Successful growth of a tester


Many engineers, especially testers, ask me how they can grow their careers and how I know when they should be promoted.  I've learned over the years that there are really three key focus areas that show that an engineer is growing.  These are in addition to the standard skill set that all engineers need around technical excellence, critical thinking, communications, attention to details, and drive for results.


The first is Anticipating Problems.  A junior engineer/college hire will run into obstacles while accomplishing tasks.  When they are blocked, they will usually go to their lead or more experienced coworkers and ask for help to get unblocked.  As the engineer gains more experience, when they get blocked, they can come up with a few different solutions to get unblocked but are unsure which option to choose.  When a tester goes to their lead with a multiple choice answer, that's a good sign that the engineer is growing in this area.  Eventually, the engineer will approach the lead in a different way, not with multiple choices, but with one choice - the one they believe is the best option to getting unblocked.  At this point, all the engineer needs is confirmation from the manager that this is a good solution.  But growth in this area isn't complete yet.  The next step is that the engineer will come to the lead stating what the blocking issue was, what solution they came up with, and that they have already implemented the solution and are no longer blocked.  The engineer is confident enough to not need confirmation from the lead.  Finally, the engineer has experienced getting blocked in a certain way so many times that  they don't need to come up with solutions to be unblocked.  Instead, before the problem even presents itself, the engineer is working through ways to prevent it and the blocking issue never occurs.
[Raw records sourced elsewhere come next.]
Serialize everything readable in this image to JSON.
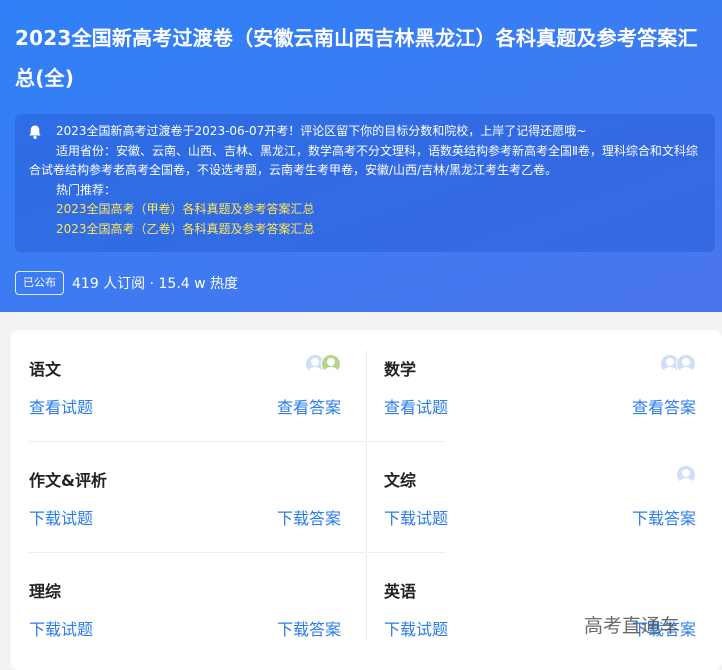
{
  "hero": {
    "title": "2023全国新高考过渡卷（安徽云南山西吉林黑龙江）各科真题及参考答案汇总(全)",
    "notice": {
      "line1": "2023全国新高考过渡卷于2023-06-07开考！评论区留下你的目标分数和院校，上岸了记得还愿哦~",
      "line2": "适用省份：安徽、云南、山西、吉林、黑龙江，数学高考不分文理科，语数英结构参考新高考全国Ⅱ卷，理科综合和文科综合试卷结构参考老高考全国卷，不设选考题，云南考生考甲卷，安徽/山西/吉林/黑龙江考生考乙卷。",
      "hot_label": "热门推荐：",
      "rec1": "2023全国高考（甲卷）各科真题及参考答案汇总",
      "rec2": "2023全国高考（乙卷）各科真题及参考答案汇总"
    },
    "badge": "已公布",
    "stats": "419 人订阅 · 15.4 w 热度"
  },
  "subjects": [
    {
      "name": "语文",
      "left": "查看试题",
      "right": "查看答案"
    },
    {
      "name": "数学",
      "left": "查看试题",
      "right": "查看答案"
    },
    {
      "name": "作文&评析",
      "left": "下载试题",
      "right": "下载答案"
    },
    {
      "name": "文综",
      "left": "下载试题",
      "right": "下载答案"
    },
    {
      "name": "理综",
      "left": "下载试题",
      "right": "下载答案"
    },
    {
      "name": "英语",
      "left": "下载试题",
      "right": "下载答案"
    }
  ],
  "watermark": "高考直通车",
  "colors": {
    "accent": "#2b7de9",
    "hero": "#3b7cf3",
    "highlight": "#ffe65a"
  }
}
The second focus area is Long-term planning.  A junior engineer or new hire will typically be focused on the tasks for the current day.  Their preparation and planning is to make sure that work gets done within that day.  With more experience, they can plan tasks for a longer horizon such as a week or month, and eventually multiple months.  This focus area is very much related to the next one about scope because as the engineer works with a longer horizon in mind, they can impact whole project teams.  Since projects get done within months or years, as the engineer's long-term planning is within that same period, they can plan out their work and potentially other engineers' work for that whole time.  Managers need to be planning out not just for the next product cycle but the one after that.  That is why many higher-level managers do 3-year plans.  They have mastered this skill more than most.


The third focus area is Scope.  A junior engineer typically works within the scope of their day-to-day tasks which for testing may involve finding bugs, writing test cases, and automating.  Their scope is focused on one person, themselves, and the testing tasks they have to complete for their features..  As they grow, the size of the group that they impact grows as they do their work.  Usually this grows to the feature team which may also include their devs.  They review dev specs and do more code reviews, and potentially as they write automation, they think about how others could use it and make the code more modular and ready for reuse.  As the engineer matures and the scope grows, they impact a whole project or product team.  Their opinions are sought out.  Finally, as they do their work or develop new opinions, they communicate these broadly beyond their project or product team to multiple product teams or a whole division.  The true final step to have the widest possible scope in a role is to impact the company you work for.  Each step along the way to broadening scope involves growing confidence, knowledge/experience, and communications skills.